Over the past few years, materials informatics has emerged as a very promising field of study that is revolutionizing how scientists search for new materials. In broad terms, researchers in materials informatics seek to leverage machine learning to predict the properties of materials. However, just like in most applications of machine learning, one first needs to gather huge amounts of data to train the predictive models.

One way to generate this data is through simulations. For example, researchers have already created entire property databases for inorganic crystals by means of molecular simulations. Such databases have been useful in the search for novel compounds for catalytic, electronic, and optical applications, to name a few. Unfortunately, the same cannot be said about polymeric materials. Although this family of materials offers unique characteristics that are essential for many industrial applications, there are currently no large polymer property databases available to propel materials informatics forward.

In an effort to address this problem, a team of scientists from the Institute of Statistical Mathematics (ISM) and Tokyo Institute of Technology (Tokyo Tech), Japan, created RadonPy, an open-source Python library designed to streamline the process of conducting thousands of molecular dynamics simulations for polymers. This study, which was led by Professor Junko Morikawa, was published in npj Computational Materials(External site).

To use RadonPy, one simply needs to input the repeating unit of a desired target polymer using a standardized notation and provide a few parameters, such as the degree of polymerization and number of polymer chains to consider in the simulation. The program takes the wheel from there and performs all the necessary steps to conduct all-atom classical molecular dynamics simulations, repeating any that do not converge or fail to reach an equilibrium state. Finally, the algorithm performs additional calculations to determine an assortment of physical properties for the polymer, such as its thermal conductivity, refractive index, density, and specific heat capacity.

One of the most attractive features of RadonPy is that it was optimized to be run on highly parallel computers, such as supercomputers.

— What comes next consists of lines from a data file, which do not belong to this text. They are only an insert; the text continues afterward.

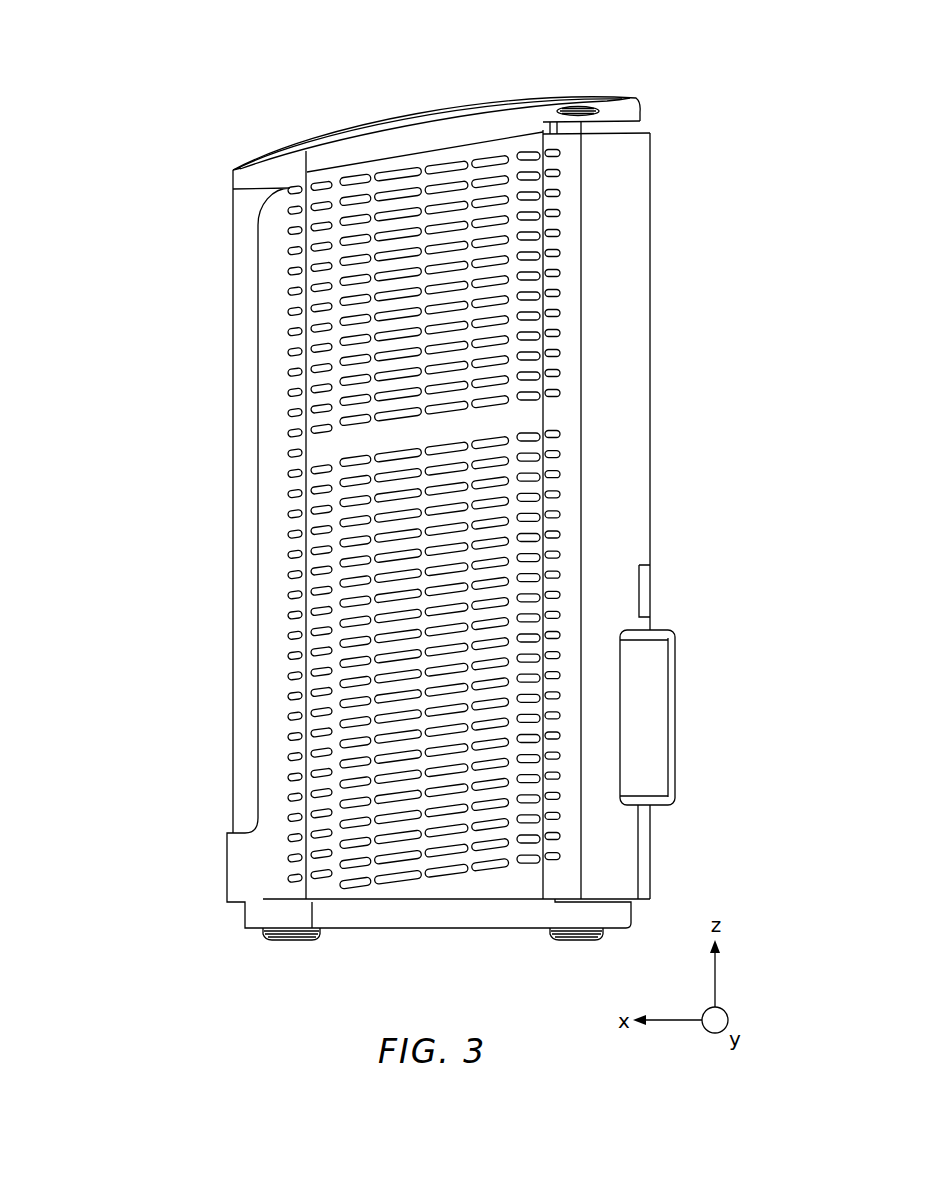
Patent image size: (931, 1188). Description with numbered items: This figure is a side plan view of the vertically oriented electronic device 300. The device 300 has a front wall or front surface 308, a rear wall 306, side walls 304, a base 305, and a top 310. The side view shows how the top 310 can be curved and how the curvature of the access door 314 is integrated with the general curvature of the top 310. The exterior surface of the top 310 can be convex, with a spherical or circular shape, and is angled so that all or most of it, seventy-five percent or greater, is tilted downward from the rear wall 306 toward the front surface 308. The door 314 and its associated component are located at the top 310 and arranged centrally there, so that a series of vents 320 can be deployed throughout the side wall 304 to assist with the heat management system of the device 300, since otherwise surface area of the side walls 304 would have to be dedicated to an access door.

The vertically oriented electronic device 300 is at (655, 72).
The side walls 304 is at (517, 883).
The base 305 is at (412, 933).
The rear wall 306 is at (657, 414).
The front wall 308 is at (238, 497).
The top 310 is at (487, 112).
The access door 314 is at (328, 138).
The vents 320 is at (395, 337).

This means that one can provide a long list of target polymers as an input and the program will efficiently split the tasks between the processing nodes. The researchers tested this first release of RadonPy by calculating 15 properties of over 1,000 amorphous polymers and validating these properties against available experimental data. By focusing specifically on the thermal conductivity of these polymers, they obtained some interesting results. Prof. Yoshida remarks, “We computationally identified eight amorphous polymers with extremely high thermal conductivities, six of which were yet unreported. Moreover, a feature implemented in RadonPy enabled us to determine the underlying mechanisms behind these high thermal conductivity values.”

Overall, the research team has high hopes for RadonPy and will continue to promote its further development. “Similar to the advancement of materials informatics since the advent of computational property databases for inorganic crystals, database construction using RadonPy will promote the development of polymer informatics,” comments Prof. Morikawa. Hopefully, this software will make it so polymer databases are more readily available, ultimately leading to the discovery of useful materials.